Authors sometimes want many figures or tables occurring in rapid succession, which is poor writing, as it’s not just unfair to the reader, but raises the problem of how they are going to fit on the page and still leave room for text. In extreme cases, LATEX will give up trying, and stack them all up until the end of the chapter or section for you to decide manually where to put them.

The skill is to space your tables and figures out within your text so that they intrude neither on the thread of your argument or discussion, nor on the visual balance of the typeset pages. But this is a skill few authors have, and it’s one point at which professional typographic advice or manual intervention may be needed.

If you are unable to arrange things easily, as a last resort you can use the float package and the option letter capital H (‘Here, dammit!’). Be aware that figures or tables using this package option are no longer floats so the onus is on you to ensure that the numbering sequence is not disrupted.

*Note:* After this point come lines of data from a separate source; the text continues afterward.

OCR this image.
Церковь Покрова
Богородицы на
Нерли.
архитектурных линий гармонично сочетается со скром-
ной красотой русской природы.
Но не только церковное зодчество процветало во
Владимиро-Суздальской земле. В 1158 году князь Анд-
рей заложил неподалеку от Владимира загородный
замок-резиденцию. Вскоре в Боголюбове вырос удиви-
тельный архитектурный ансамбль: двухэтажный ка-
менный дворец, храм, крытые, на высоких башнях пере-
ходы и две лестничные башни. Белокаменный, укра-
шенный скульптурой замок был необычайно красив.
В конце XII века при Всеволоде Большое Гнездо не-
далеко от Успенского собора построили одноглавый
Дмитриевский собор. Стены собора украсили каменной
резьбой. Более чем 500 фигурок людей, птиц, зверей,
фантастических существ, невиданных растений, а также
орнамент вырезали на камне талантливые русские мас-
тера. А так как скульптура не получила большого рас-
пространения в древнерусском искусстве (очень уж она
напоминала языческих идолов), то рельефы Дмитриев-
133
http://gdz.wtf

Remember that if there really is not enough space ‘here’ on the page, then it really won’t fit, and you will HAVE TO move things manually.

The float package also lets you create new classes of floating object (sidebars, examples, exercises, etc).

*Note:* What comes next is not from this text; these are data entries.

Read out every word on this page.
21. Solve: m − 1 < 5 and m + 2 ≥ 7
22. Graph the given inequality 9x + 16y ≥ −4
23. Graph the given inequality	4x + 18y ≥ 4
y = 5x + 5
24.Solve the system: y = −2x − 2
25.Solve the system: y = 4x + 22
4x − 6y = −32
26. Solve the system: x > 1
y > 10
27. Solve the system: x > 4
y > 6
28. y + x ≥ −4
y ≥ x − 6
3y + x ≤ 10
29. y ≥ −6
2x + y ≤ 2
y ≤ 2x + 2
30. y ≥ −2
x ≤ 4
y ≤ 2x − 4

Please now read this section a second time. Getting the hang of floats can take a while if you’ve never come across the idea before. Most writers strongly recommend writing the document in its entirety first, and not worrying about where the floats end up until the text is complete and not likely to change any more. Then start moving any floats that are misplaced.

4.2.2 Normal tables

To create a LATEX Table, use the table environment containing a \caption command followed by a \label command (the label is what you will use to refer to the table: we haven’t done this yet, but see § 5.3.1 below if you’re curious).

\begin{table}
  \caption{Project expenditure to year-end 2022}
  \label{ye2022exp}
  ...
\end{table}

Numbering is automatic, but the \label command MUST follow the \caption command, not the other way round. The numbering automatically includes the chapter or section number in document classes where this is appropriate. The \caption command has an optional argument to provide a short caption if the full caption would be too long for the List of Tables:

\caption[Project 2022]{Project expenditure to 
  year-end 2022 showing utility costs as a 
  separate item}

The caption is centered if it’s shorter than one line; otherwise it is set full out. The caption and ccaption packages offer extensive customisation of the caption, including location and font.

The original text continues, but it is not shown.